All about who you trust more. ISP, VPN Provider, DNS provider, etc..
There's actually a bit more to this as the web and TLS advances;

So, as you know, many sites are behind CDNs; things like Cloudflare, which leverages things like Anycast to load balance, cache and proxy to the actual host semi-transparently and protecting the host. Because of things like this, if most of your sites use Cloudflare, then all the ISP can really see is that you are connecting to Cloudflare.

Something else they can currently track would be the Server Name Indicator (SNI) in https certificates; with TLS1.2 this bit of information is still sent in the clear. TLS1.3 brings Encrypted SNI, which plugs that little hole, meaning all they'll be able to see is encrypted traffic traversing the network to some IP.

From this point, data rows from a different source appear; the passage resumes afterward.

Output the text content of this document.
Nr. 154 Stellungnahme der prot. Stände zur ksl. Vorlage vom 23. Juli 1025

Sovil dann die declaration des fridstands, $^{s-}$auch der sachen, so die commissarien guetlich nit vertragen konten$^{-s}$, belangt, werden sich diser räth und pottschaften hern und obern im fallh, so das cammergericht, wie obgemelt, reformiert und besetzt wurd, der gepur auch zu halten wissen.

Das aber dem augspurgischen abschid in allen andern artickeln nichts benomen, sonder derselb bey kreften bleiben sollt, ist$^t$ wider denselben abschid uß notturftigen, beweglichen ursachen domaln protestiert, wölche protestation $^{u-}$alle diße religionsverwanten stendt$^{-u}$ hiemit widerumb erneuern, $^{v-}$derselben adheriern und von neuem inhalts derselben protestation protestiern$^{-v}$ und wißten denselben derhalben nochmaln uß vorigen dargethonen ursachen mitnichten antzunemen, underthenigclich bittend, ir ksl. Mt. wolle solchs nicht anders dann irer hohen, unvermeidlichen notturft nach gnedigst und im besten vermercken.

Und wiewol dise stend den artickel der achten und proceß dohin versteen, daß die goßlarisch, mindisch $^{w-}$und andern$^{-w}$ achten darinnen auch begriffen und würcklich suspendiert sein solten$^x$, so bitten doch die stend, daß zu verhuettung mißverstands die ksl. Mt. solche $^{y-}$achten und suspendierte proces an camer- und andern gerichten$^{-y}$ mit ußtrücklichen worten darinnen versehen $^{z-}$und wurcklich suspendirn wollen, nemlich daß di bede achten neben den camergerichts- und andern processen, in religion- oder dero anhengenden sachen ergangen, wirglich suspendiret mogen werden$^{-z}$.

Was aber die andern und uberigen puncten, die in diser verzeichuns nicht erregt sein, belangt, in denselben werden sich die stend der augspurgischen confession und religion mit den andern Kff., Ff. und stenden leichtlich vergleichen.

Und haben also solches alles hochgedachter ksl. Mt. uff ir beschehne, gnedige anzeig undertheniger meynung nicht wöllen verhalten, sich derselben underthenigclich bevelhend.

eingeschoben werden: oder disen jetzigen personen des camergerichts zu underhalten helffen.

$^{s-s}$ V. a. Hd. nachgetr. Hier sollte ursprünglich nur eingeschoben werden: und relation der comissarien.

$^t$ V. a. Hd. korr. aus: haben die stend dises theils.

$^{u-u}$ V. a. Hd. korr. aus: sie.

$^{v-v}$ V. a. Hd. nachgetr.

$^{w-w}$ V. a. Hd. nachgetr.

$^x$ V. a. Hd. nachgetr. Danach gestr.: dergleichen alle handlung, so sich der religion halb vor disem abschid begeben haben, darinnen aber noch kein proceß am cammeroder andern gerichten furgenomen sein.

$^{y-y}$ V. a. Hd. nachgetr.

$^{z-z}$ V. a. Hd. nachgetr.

Not suggesting any of this obviates the need for a VPN, of course.
TLS1.3 brings Encrypted SNI, which plugs that little hole, meaning all they'll be able to see is encrypted traffic traversing the network to some IP.

Tls 1.3 allows for encrypted sni it does not mandate it.
1)dot does not support encrypted sni
2)browser must support doh and encrypted sni eg current only Firefox with non default settings
Run a tcpdump and track how many times your router sends traffic between isp and your DoT destination. I find it extremely hard to believe isp have any issues on tracking if they have to.